A Coke can, for example, or a lurid marker pen. Run the software, then suffer through its horrible calibration game. Now right-click the webcam window, choose Developer Tools, and make your own.
03. The easy bit

Alright. We lied. This isn’t the easy bit. But let’s say it’s relatively straightforward. You’ll want to set up the number of objects you want Camspace to track, say what each of them needs to do, and perhaps tweak a few sensitivities to match the specifics of your movement. You should be able to get it working with just about any game – check developers.camspace.com/tutorials/gamecontroller for more.
Conclusion

If you’ve followed the steps in the tutorial, you’ll probably agree with our assertion earlier on that Kinect – and its webcam compatriots – just aren’t very good at controlling games. Sorry about that. We did our best.

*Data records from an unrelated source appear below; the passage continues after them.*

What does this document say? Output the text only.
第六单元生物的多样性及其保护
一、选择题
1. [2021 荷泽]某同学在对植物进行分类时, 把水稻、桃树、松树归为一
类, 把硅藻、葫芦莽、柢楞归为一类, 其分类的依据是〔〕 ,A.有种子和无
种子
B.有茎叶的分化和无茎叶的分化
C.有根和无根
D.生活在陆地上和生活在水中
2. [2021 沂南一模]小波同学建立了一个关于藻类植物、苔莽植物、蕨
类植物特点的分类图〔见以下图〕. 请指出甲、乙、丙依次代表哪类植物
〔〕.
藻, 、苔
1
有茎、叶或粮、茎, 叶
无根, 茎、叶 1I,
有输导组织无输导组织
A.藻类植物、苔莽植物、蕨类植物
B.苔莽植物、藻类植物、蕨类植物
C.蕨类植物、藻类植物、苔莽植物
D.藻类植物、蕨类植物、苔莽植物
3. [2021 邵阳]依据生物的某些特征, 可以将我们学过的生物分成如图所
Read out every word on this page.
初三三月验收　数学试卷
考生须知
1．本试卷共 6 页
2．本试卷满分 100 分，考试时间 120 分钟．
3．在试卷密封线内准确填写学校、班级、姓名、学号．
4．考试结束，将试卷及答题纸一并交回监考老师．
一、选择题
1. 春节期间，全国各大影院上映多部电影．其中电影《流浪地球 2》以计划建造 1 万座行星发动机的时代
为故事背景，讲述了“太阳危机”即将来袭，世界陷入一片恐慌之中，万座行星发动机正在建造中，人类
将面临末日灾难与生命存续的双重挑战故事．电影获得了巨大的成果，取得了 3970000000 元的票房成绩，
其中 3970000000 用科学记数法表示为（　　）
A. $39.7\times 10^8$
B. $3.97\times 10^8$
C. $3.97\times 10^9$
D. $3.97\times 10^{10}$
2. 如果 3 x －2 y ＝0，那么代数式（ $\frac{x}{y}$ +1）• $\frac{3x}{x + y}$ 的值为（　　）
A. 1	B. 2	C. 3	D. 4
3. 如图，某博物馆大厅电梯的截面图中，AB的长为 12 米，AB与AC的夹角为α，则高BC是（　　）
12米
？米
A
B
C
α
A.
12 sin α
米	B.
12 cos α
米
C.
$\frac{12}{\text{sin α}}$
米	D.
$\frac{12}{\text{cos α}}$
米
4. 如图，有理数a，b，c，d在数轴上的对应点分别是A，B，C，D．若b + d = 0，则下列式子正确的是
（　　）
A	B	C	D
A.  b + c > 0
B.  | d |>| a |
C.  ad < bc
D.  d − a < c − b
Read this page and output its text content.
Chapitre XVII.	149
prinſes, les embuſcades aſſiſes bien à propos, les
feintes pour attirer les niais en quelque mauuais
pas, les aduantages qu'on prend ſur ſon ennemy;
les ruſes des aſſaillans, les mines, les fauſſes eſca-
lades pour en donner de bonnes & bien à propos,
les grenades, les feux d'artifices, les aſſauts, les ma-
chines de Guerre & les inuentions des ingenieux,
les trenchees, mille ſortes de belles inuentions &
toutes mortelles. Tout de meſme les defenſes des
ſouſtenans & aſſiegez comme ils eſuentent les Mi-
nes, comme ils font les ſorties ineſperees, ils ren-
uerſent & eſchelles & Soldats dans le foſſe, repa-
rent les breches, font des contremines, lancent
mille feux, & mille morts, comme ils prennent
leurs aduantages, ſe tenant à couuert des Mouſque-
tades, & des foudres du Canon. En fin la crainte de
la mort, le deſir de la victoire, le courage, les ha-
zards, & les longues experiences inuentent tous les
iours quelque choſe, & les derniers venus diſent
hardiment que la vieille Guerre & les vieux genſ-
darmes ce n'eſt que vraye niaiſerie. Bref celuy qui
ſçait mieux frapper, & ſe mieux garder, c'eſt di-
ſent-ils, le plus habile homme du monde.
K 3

But they are pretty good at some other things, which you should definitely check out. The Nocolas Burrus’ RGBdemo, for instance, is a great example of the technology. Get it running by starting rgbd-viewer.exe (you’ll need the drivers we described in Part 1 of the walkthrough on page 83) and check out the 3D view mode. Click and drag the mouse, and you’ll see something very nifty – it’s you (or whatever you’ve pointed your Kinect at) mapped in an actual 3D environment. Cool!
You can even export this mapping into a program, such as Meshlab or Blender for further tweaking.
There are plenty of other cool toys available, too. You can also try your hand at charging up and shooting a Dragon Ball Z-style fireball with Kamehameha. Alternatively, you can attempt to ‘juggle’ virtual balls made out of light with, er, Kinect Juggle.
Heck, you can play classic puzzle games, such as Tetris using utterly impractical kung fu gestures. Lanny Lin has created a configuration file for FAAST that will allow you to do just that. Check out the video of him doing just that at his Lannyland blog.
All of these toys are only the tip of the iceberg of what could potentially emerge from under the many, brilliant minds that make up the homebrew developer community, and it’s definitely the community doing the majority of the development. So now it’s up to you – will you be the one to make Kinect an essential PC device?